Friday, June 4, 2010

Elegy for a Stranger

I know this might not be everyone's cup of tea, but I've been having a hell of a time finishing another, more conventional (i.e., predictable) post about Pocky or somesuch nonsense. So, here's a poem I wrote after a suicide on the Nankai Semboku line made everyone late for work a few weeks back.
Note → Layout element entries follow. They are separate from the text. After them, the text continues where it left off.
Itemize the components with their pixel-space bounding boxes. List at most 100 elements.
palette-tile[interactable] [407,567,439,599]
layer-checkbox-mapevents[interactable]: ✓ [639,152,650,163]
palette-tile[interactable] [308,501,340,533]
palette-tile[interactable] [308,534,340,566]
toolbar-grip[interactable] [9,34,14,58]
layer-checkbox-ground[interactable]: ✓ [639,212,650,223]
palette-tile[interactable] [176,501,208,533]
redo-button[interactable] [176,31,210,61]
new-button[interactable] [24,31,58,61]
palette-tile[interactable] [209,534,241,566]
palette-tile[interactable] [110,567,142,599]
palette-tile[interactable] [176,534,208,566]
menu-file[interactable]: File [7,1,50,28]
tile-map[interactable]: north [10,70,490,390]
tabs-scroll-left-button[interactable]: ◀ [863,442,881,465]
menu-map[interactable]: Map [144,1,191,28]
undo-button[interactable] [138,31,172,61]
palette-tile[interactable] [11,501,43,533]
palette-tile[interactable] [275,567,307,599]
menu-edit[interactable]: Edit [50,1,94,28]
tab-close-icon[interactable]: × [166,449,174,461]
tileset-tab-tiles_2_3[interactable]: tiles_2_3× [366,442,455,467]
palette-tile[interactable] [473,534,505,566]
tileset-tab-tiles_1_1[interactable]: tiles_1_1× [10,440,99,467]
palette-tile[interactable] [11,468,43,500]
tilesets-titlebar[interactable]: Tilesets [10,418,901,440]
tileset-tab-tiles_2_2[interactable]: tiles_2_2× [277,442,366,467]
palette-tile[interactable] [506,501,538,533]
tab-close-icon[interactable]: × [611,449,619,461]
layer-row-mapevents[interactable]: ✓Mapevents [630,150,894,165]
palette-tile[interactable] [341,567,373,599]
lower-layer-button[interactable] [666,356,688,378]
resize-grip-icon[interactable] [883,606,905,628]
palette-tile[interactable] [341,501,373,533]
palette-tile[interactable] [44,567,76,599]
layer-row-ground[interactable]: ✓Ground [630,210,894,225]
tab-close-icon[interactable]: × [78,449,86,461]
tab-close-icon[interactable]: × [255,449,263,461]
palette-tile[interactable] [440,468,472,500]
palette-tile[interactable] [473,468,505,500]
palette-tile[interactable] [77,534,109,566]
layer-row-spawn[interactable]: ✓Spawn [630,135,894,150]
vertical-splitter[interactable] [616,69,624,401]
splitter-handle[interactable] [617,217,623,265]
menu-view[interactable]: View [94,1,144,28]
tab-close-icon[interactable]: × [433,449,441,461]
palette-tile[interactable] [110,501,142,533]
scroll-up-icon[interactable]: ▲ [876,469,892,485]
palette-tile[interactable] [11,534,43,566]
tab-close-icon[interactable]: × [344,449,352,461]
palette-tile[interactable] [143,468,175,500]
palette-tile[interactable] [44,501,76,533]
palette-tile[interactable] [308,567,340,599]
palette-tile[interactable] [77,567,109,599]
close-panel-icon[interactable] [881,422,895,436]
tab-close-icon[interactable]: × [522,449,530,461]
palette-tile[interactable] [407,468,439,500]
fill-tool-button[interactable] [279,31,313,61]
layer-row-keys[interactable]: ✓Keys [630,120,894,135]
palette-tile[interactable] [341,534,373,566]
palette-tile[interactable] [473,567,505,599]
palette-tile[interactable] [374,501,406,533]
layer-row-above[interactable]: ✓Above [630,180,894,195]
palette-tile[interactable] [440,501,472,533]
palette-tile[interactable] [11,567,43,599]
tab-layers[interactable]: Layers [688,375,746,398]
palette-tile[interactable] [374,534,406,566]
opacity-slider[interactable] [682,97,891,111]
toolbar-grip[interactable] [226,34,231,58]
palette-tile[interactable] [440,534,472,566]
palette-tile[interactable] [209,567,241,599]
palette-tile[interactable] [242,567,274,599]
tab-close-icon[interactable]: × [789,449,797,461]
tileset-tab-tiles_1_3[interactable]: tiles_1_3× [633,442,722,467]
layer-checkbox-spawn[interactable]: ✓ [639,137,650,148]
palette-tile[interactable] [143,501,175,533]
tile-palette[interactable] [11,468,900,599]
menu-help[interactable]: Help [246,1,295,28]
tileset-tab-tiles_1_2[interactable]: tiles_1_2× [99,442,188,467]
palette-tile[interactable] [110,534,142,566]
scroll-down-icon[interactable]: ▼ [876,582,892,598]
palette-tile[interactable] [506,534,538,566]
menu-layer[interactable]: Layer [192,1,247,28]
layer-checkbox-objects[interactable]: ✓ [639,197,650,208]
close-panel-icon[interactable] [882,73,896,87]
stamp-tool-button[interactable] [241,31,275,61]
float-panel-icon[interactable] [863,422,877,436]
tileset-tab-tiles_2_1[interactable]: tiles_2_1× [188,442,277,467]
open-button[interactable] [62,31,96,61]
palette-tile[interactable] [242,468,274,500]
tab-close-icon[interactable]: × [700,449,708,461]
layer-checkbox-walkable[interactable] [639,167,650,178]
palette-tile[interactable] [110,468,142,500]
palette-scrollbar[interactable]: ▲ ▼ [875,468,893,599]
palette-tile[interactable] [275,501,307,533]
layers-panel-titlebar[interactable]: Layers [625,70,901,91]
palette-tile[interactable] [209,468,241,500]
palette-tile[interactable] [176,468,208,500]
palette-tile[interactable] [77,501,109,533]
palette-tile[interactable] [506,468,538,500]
If poems aren't your thing, may I direct you to stop reading and go play some Scrabulous.



Elegy for a Stranger

We crowd into antlike furrows, scurrying through steel metropolitan veins,
Close our eyes and jostle into silver wombs that slide,
Timed to perfection, are jettisoned, creaking, to Sun or Sea,
We unhappy many.
Today contractions are interrupted, the wa disturbed
(All but obliterated, though propriety remains)
By the specter of untimely death--
Rumors ripple through the unspeaking gray bullet.
Most of us pour onto a sun-soaked concrete island three stops early.
More delays in Sakaihigashi, hundreds of Plans B dashed,
Hundreds more appointments late, though excuse slips are distributed by conductors.
No one dares speak, yet it is generally understood
That someone has, well, you know, on the tracks.
It happened at Sumiyoshi Higashi, right where the line splits,
Where an uncelebrated dotted blue snake diverges,
Anaconda becomes hydra.
Somewhere here amid the familiar trees,
One of our fellow weekday warriors came to a different conclusion
And gave up fighting the good fight, lay down arms,
Painting some anonymous meter of steel that we will grind over this afternoon.
Though surely none of our silent, truant crowd
Knows our fallen comrade, we are the worse for losing him:
This ill-timed dagger has rent the great curtain of our shadow-play
And revealed a nearly empty house.
"How could he?" we all ask, "and on such a nice day?"
Trains are never late in Japan.

We feel guilty about enjoying the unexpected moment of sunshine, seconds stolen from our next air-conditioned cave by a tortured soul who would now disperse or else hang from the power lines and chill our bones other mornings,
mornings where we arrive at work without interruption.

Osaka, 5/17/10

1 comment:

  1. Whew. Powerful, v sad. An Eastern "Ask not for whom...". I was moved, and for poetry, as for van lines, that is the object. Beautiful, Harry. I knew you had it in you, didn't know you could communicate it so well.